When Iraqi president Saddam Hussein was unable to forge a pan-Arab coalition to defeat Ayatollah Khomeini’s Shia state in the 1980s, it was clear the tide had turned.

Suddenly, the Persian state, using the banner of Shia religious unity, began to penetrate those parts of the Arab world with sizeable Shia Arab minorities. By the turn of the century, Hezbollah, representing the former downtrodden Shia Arabs in Lebanon, had taken effective control of that state. 

The American overthrow of Saddam Heussein’s Sunni-led dictatorship in Iraq in 2003 provided the Iranians with further gains; the Shia majority government in that fractured state has now become a vassal of Tehran.

Iran has taken advantage of the past six years of turmoil in the Arab world to steadily expand its reach and military capabilities. It commands the loyalties of tens of thousands in sectarian militias and proxy armies that are fighting in Syria, Iraq and Yemen. In the latter,Tehran has financed the Shia Houthis in a rebellion against a regime that has been a close ally of Saudi Arabia, the centre of Sunni Islam.

The final piece in the puzzle to create a Shia crescent is Syria, where Iran has been heavily involved in buttressing Bashar al-Assad’s Shia Alawite regime against various Sunni Islamist militant groups. 

So Iran is now in control of with swaths of territory running from the Persian Gulf to the Mediterranean Sea; and from the borders of NATO to the borders of Israel, and along the southern tip of the Arabian Peninsula.

Much of the west’s attention has been focused, understandably, on the various Sunni terrorist groups, such as al-Qaeda and the Islamic State. They have wreaked devastation across the region, and have also committed unspeakable terrorist crimes throughout Europe and the United States.

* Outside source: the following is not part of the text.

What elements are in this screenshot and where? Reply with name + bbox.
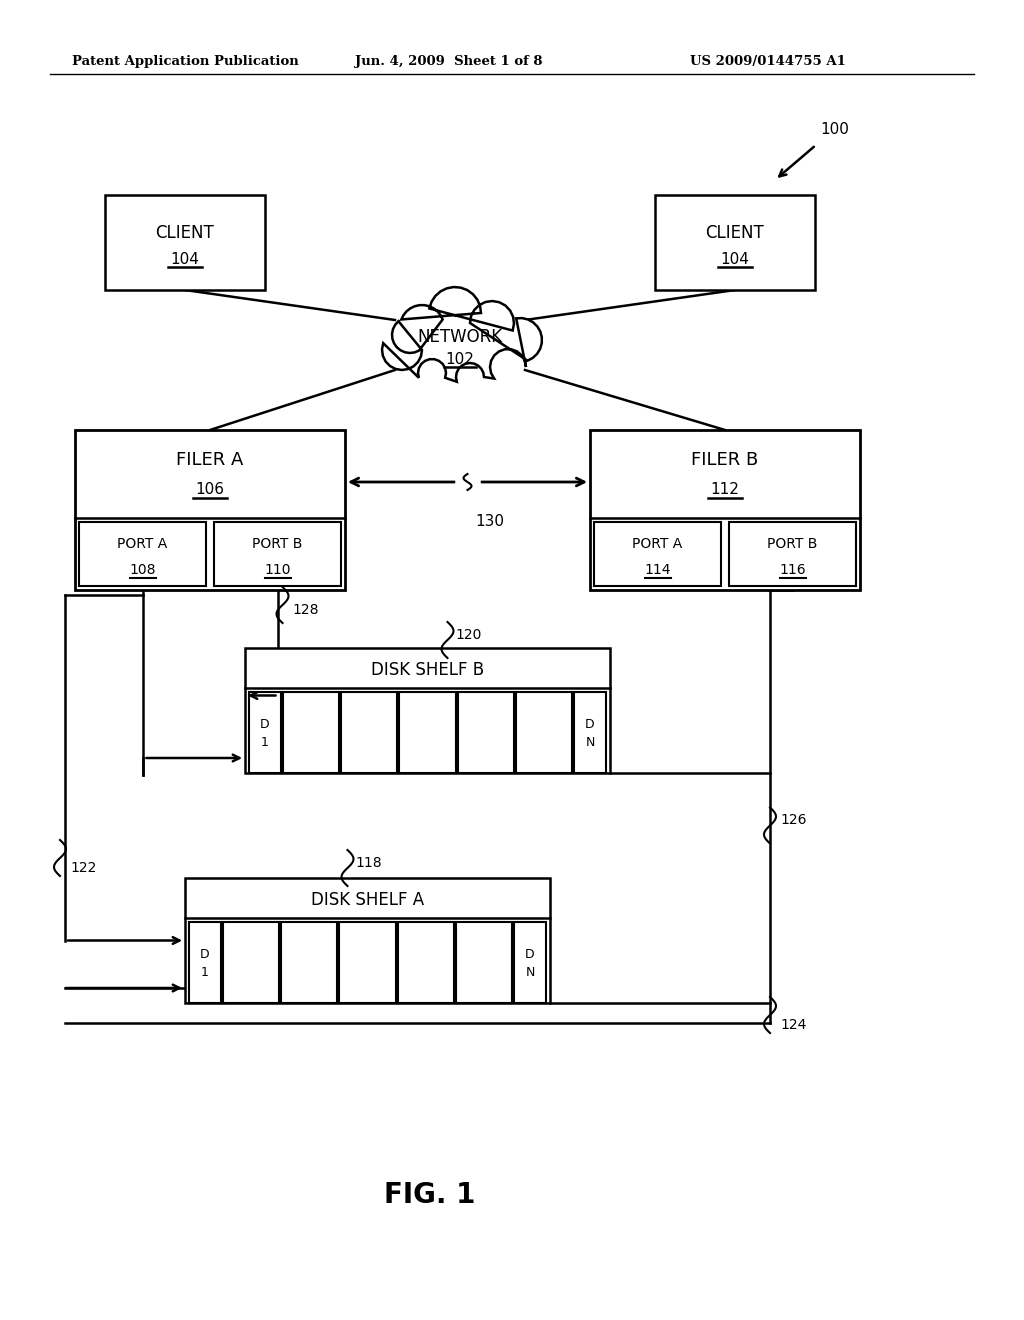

But abhorrent as they are, they will eventually be defeated. Their political extremism makes them unable to act with any sense of pragmatism and, lacking any major state support, they will fade away.

Think of them as the equivalent of murderous thugs in motorcycle gangs – dangerous, but in the end unable to withstand a concerted effort to check their activities.

Iran, however, is a major state with tremendous resources, and willing to play the long game. It has proved itself militarily proficient and politically adept in achieving its aims, and it goes from strength to strength. 

Its leaders are wily shape-shifters who keep their foes, including the United States, off-balance. They play the “good cop, bad cop” game to perfection.

The analogy regarding Iran might be with the Mafia and organized crime, with tentacles deep in society, and far more difficult to eliminate.